Gute Nacht
Es ist zwei Uhr zwanzig. Ich bin wach, und das ist kein sehr gutes Zeichen. Ginge ich ins Bett, würde ich wohl einschlafen. Das wäre besser. Es täte mir gut. Ich habe es sogar versprochen. Mehrfach. Statt dessen sitze ich hier und lasse mühsam aufgesparte, sorgsam eingeteilte Zeit durch meine Finger rieseln.
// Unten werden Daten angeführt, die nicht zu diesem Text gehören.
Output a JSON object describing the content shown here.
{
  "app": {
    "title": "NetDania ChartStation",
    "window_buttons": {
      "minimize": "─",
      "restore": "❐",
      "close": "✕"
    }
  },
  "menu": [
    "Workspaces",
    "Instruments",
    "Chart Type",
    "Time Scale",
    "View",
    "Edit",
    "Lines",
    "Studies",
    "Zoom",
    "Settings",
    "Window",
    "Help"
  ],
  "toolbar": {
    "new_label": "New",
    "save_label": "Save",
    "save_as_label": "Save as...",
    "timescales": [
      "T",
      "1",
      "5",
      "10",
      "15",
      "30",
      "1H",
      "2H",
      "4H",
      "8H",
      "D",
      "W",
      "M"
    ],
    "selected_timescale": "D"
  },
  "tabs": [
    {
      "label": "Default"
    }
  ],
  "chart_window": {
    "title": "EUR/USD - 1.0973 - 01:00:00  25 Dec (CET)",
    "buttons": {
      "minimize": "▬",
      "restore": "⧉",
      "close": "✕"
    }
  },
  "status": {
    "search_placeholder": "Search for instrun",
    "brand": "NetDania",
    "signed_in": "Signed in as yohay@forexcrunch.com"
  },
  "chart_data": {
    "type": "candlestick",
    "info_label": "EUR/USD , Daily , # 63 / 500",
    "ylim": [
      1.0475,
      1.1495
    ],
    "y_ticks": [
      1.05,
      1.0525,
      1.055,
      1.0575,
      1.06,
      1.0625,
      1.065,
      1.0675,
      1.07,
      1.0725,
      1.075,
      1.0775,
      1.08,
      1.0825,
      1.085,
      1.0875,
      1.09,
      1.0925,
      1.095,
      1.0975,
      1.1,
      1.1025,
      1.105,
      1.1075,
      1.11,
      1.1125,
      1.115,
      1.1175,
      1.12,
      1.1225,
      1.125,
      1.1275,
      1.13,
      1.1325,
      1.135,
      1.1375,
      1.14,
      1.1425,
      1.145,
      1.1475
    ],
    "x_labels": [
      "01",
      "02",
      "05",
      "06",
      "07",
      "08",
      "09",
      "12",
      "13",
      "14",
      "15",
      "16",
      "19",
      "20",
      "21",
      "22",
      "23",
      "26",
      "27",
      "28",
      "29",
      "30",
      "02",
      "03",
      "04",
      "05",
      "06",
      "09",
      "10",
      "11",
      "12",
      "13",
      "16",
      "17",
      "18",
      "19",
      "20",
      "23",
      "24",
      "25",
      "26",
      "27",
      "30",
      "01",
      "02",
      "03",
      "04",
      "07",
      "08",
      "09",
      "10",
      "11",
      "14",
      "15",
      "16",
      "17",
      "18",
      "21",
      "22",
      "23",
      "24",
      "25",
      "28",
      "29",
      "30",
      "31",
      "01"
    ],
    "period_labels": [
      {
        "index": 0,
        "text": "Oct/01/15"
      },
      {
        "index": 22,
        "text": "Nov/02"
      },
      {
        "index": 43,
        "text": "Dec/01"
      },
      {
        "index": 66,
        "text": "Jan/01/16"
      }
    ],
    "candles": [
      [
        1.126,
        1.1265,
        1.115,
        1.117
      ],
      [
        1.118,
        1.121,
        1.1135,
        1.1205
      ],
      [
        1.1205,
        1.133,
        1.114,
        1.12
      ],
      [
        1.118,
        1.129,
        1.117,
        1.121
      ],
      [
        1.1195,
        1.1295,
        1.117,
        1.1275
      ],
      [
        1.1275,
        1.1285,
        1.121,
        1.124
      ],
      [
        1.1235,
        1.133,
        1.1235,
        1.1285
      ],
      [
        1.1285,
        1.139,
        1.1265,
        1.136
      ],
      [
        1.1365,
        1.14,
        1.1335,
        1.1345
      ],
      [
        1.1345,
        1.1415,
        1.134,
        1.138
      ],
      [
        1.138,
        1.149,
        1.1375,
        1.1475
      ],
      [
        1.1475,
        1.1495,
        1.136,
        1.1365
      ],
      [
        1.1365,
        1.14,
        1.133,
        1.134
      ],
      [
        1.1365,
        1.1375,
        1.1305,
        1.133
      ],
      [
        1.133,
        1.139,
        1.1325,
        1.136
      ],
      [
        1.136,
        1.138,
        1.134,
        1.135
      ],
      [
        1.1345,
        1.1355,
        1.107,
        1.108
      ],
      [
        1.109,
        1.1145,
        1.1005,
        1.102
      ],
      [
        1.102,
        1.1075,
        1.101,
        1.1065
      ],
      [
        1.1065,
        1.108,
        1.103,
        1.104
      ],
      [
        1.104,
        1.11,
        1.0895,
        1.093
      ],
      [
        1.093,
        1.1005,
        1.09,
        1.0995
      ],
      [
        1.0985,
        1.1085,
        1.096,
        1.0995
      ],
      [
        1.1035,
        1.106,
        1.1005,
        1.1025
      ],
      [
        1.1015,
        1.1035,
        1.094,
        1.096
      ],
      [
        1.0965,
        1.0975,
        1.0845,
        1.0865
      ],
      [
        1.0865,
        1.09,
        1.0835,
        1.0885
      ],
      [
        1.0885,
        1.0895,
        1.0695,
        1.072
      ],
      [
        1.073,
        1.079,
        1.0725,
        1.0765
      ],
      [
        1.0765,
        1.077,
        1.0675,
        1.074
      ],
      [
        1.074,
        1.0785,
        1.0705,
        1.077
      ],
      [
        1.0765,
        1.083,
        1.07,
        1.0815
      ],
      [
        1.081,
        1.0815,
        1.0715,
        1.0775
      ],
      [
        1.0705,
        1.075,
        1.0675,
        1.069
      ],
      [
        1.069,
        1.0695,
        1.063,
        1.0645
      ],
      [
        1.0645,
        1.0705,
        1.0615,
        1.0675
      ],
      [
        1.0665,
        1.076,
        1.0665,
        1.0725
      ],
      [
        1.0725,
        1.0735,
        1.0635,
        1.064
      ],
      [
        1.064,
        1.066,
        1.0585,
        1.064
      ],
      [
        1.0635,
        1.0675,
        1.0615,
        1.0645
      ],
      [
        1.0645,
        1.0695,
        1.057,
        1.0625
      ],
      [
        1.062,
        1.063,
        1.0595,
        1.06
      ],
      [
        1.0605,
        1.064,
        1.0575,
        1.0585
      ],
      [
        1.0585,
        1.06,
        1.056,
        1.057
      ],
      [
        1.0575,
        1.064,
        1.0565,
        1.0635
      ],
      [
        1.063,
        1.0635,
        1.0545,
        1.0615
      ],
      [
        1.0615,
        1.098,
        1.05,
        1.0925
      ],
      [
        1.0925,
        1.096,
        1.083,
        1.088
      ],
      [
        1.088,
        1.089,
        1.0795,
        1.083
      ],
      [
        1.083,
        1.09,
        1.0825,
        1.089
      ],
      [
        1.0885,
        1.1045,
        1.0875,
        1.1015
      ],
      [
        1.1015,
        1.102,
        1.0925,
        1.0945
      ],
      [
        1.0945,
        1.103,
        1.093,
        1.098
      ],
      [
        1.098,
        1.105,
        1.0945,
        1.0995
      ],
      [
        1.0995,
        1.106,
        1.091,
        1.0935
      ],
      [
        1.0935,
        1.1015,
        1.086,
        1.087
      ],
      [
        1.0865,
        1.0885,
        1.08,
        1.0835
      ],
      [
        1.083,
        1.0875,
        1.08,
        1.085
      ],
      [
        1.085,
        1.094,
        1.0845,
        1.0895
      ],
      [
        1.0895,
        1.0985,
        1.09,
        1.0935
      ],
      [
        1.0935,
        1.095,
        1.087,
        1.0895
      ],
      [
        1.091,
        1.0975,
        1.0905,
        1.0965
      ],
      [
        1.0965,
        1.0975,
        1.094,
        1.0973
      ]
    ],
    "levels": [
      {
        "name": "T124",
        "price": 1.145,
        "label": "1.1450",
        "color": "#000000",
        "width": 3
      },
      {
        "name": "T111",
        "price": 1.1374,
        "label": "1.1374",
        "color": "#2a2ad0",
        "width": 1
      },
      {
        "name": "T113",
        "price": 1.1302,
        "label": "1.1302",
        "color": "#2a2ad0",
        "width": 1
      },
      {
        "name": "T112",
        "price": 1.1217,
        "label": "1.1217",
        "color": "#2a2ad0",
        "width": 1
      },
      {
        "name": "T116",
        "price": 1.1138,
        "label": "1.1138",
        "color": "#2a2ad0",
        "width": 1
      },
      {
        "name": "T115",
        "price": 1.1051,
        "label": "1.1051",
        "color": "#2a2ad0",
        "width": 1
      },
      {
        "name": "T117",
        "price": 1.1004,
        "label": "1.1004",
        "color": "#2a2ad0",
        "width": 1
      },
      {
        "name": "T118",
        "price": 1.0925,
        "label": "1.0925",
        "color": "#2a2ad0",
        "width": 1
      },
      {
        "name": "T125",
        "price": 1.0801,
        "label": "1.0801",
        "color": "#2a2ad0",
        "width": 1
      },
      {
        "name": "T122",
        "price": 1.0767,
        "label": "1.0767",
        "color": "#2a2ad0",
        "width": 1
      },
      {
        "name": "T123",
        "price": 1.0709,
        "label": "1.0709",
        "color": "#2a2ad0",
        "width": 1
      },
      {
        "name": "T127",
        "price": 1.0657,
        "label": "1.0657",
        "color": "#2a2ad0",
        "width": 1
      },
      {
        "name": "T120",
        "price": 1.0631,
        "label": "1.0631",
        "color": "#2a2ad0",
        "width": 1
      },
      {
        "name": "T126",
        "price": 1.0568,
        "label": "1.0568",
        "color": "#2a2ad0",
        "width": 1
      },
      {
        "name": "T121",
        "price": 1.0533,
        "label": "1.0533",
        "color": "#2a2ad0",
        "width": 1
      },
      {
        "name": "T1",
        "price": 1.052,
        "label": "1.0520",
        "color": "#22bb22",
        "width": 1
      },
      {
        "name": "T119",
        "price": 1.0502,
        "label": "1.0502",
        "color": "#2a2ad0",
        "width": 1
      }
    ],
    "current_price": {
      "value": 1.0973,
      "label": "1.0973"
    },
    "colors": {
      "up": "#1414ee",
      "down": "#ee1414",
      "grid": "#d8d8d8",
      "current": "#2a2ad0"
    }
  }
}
Irgendwo las ich, die Nacht sei eine Hure. Vielleicht ist sie das ja wirklich. Verführerisch, ehrlos, käuflich, mit schweren Brüsten und einem erstaunlich großen Herzen. In ihrer Jugend zu hübsch und leichtsinnig, später zu fahrig und abgelenkt. Dann wurde sie gebrechlich. Fahles Licht legte sich wie Asche auf ihre dünne, gezeichnete Haut. Sie verlor das Gedächtnis, den Halt, das Schwarz und die Sterne. Eine Gefallene, die nie Engel war, keine Flügel hatte, nur Träume.
Es ist zwei Uhr zweiundvierzig. Die Nacht steht im Türrahmen und runzelt die Stirn. Dann lacht sie breit: „Schreib gefälligst ‚leichtes Mädchen‘, Du Schandmaul. Und streich das mit dem großen Herzen – das ist peinlich.“
Es ist drei Uhr. Sie schickt mich ins Bett. Will ihre Ruhe. Meint es gut mit mir. Jetzt komme ich mir blöd vor.
„Eigentlich sieht diese Nacht noch verdammt gut aus für ihr Alter. Heute ist sie sogar wunderschön – auch ohne Kerzenlicht.“
Das hatte ich wohl vergessen zu erwähnen.